Maryland: Gonzales Research & Media Services, a Maryland-based survey research firm, yesterday released the results of their year-end Democratic gubernatorial primary poll (12/27-1/5; 501 MD likely Democratic primary voters) and found Prince George’s County Executive Rushern Baker jumping out to an early advantage. According to the Gonzales data, Mr. Baker would capture 24% support, followed by Baltimore County Executive Kevin Kamenetz and ex-NAACP national president Ben Jealous with 14% apiece, while state Sen. Rich Madaleno (D-Montgomery County) tallies five percent. Four minor candidates all recorded support factors of less than two percent. The eventual Democratic nominee will face incumbent Gov. Larry Hogan (R) in the fall election.
Ohio: Just after former Congressman and Cleveland Mayor Dennis Kucinich joined the Democratic gubernatorial primary former Attorney General Richard Cordray and ex-US Rep. Betty Sutton have agreed to form a Democratic ticket. Ms. Sutton will now drop her gubernatorial campaign and file for Lt. Governor. The move prompted Dayton Mayor Nan Whatley to schedule an announcement for today in which she will also drop out of the Governor’s race and endorse the new Cordray-Sutton ticket. State Sen. Joe Schiavoni (D-Mahoning Valley), state Supreme Court judge Bill O’Neill, and ex-state Rep. Connie Pillich (D-Cincinnati) remain in the race along with ex-Rep. Kucinich.
The Democrats’ move is similar to one Republicans made in late November. There, Secretary of State Jon Husted dropped his gubernatorial effort to run as Attorney General and former US Senator Mike DeWine’s running mate. That move now isolates Lt. Gov. Mary Taylor as DeWine’s only primary opponent, since Rep. Jim Renacci (R-Wadsworth) has bolted for the Senate race.

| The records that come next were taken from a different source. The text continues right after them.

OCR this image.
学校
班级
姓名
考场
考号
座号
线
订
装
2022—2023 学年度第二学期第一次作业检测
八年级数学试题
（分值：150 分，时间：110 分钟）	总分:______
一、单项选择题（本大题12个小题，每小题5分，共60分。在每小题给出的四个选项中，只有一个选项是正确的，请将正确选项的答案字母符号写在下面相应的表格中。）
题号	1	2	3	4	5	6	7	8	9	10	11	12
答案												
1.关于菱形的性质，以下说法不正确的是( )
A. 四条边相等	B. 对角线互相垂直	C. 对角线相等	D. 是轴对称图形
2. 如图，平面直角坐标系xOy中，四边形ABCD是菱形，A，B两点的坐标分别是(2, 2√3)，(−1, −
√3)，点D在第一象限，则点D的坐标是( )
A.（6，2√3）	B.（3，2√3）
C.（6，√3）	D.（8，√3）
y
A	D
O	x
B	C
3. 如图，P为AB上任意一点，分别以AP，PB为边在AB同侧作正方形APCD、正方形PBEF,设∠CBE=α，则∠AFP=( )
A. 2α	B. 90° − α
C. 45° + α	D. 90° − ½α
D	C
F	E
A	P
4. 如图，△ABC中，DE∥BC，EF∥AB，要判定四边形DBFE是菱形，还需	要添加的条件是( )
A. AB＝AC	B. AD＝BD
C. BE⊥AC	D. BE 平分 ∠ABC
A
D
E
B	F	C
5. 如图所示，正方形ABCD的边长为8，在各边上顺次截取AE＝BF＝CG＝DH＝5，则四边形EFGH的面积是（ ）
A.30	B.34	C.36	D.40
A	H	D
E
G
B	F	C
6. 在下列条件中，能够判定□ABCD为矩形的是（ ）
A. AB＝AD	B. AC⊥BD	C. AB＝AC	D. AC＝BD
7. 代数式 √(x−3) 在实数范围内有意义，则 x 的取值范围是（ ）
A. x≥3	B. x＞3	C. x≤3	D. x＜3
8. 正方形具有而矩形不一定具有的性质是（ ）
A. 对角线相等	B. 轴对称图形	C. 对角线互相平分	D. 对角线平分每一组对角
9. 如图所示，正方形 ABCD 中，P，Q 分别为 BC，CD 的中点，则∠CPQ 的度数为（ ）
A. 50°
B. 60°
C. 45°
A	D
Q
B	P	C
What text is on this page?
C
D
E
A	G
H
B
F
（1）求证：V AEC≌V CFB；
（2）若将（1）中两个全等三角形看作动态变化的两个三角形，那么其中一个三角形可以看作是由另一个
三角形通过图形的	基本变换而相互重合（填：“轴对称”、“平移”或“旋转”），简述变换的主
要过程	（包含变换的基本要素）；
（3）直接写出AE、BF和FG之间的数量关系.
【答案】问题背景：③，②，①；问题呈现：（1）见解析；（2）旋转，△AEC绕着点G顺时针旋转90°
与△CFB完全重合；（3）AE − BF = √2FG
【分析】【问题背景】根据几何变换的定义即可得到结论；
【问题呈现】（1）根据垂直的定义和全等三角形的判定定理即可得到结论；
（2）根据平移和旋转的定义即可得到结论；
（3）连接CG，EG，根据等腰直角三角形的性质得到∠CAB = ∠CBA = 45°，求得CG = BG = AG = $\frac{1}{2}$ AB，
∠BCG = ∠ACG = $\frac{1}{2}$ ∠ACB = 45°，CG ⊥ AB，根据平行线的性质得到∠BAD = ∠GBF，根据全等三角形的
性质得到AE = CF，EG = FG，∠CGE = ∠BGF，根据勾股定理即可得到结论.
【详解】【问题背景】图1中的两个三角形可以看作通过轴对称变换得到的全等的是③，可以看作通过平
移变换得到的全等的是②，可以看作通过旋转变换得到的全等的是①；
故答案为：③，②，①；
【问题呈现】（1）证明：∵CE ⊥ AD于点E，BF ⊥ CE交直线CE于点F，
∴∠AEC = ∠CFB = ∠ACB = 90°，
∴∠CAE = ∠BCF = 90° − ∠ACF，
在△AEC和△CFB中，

Virginia: The Virginia House of Delegates’ majority looks finally to be settled as the members were sworn into office this week. After Republican Delegate David Yancey (R-Newport News), won the lottery pick after he and Democrat Shelly Simonds ended in a tied result, his opponent decided to end the race by not asking for a further recount or filing further legal challenges. Ms. Simonds did pledge to run again in the 2019 House of Delegates election. This result, plus the Republicans receiving a favorable court ruling in another contested outcome, gives the GOP a 51-49 majority in the new House of Delegates and ends one of the closest political scenarios in American electoral history.